Старый, седобородый Януш, за неимением квартиры приютившийся в одном из подвалов за́мка, рассказывал нам не раз, что в такие ночи он явственно слышал, как из-под земли неслись крики. Турки начинали возиться под островом, стучали костями и громко укоряли панов в жестокости. Тогда в залах старого за́мка и вокруг него на острове брякало оружие, и паны громкими криками сзывали гайдуков. Януш слышал совершенно ясно, под рёв и завывание бури, топот коней, звяканье сабель, слова команды. Однажды он слышал даже, как покойный прадед нынешних графов, прославленный на вечные веки своими кровавыми подвигами, выехал, стуча копытами своего аргамака, на середину острова и неистово ругался: «Молчите там, лайдаки[19], пся вяра!»

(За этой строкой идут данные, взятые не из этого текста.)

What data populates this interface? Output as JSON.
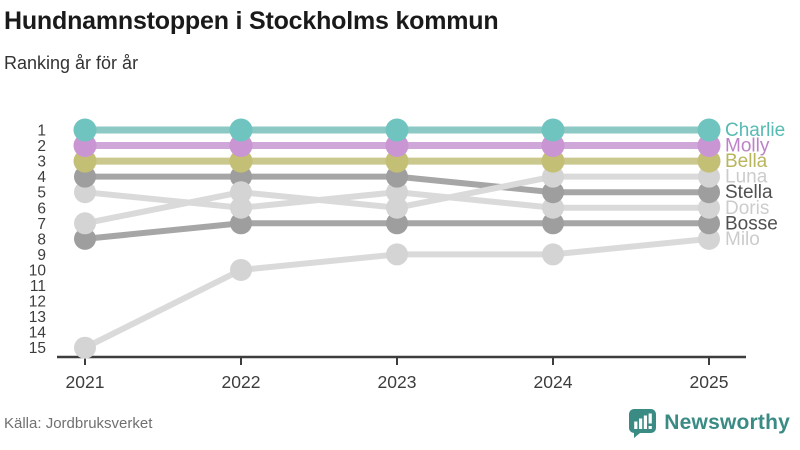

Потомки этого графа давно уже оставили жилище предков. Большая часть дукатов и всяких сокровищ, от которых прежде ломились сундуки графов, перешла за мост, в еврейские лачуги, и последние представители славного рода выстроили себе прозаическое белое здание на горе, подальше от города. Там протекало их скучное, но всё же торжественное существование в презрительно-величавом уединении.

Изредка только старый граф, такая же мрачная развалина, как и за́мок на острове, появлялся в городе на своей старой английской кляче. Рядом с ним, в чёрной амазонке, величавая и сухая, проезжала по городским улицам его дочь, а сзади почтительно следовал шталмейстер. Величественной графине суждено было навсегда остаться девой. Равные ей по происхождению женихи, в погоне за деньгами купеческих дочек за границей, малодушно рассеялись по свету, оставив родовые за́мки или продав их на слом евреям, а в городишке, расстилавшемся у подножия её дворца, не было юноши, который бы осмелился поднять глаза на красавицу графиню. Завидев этих трёх всадников, мы, малые ребята, как стая птиц, снимались с мягкой уличной пыли и, быстро рассеявшись по дворам, испуганно-любопытными глазами следили за мрачными владельцами страшного за́мка.

В западной стороне, на горе, среди истлевших крестов и провалившихся могил, стояла давно заброшенная униатская часовня. Это была родная дочь расстилавшегося в долине собственно обывательского города. Некогда в ней собирались, по звону колокола, горожане в чистых, хотя и не роскошных, кунтушах[20], с палками в руках вместо сабель, которыми гремела мелкая шляхта, тоже являвшаяся на зов звонкого униатского колокола из окрестных деревень и хуторов.

Отсюда был виден остров и его тёмные громадные тополи, но за́мок сердито и презрительно закрывался от часовни густою зеленью, и только в те минуты, когда юго-западный ветер вырывался из-за камышей и налетал на остров, тополи гулко качались, и из-за них проблёскивали окна, и за́мок, казалось, кидал на часовню угрюмые взгляды. Теперь и он и она были трупы. У него глаза потухли, и в них не сверкали отблески вечернего солнца; у неё кое-где провалилась крыша, стены осыпались, и, вместо гулкого, с высоким тоном, медного колокола, совы заводили в ней по ночам свои зловещие песни.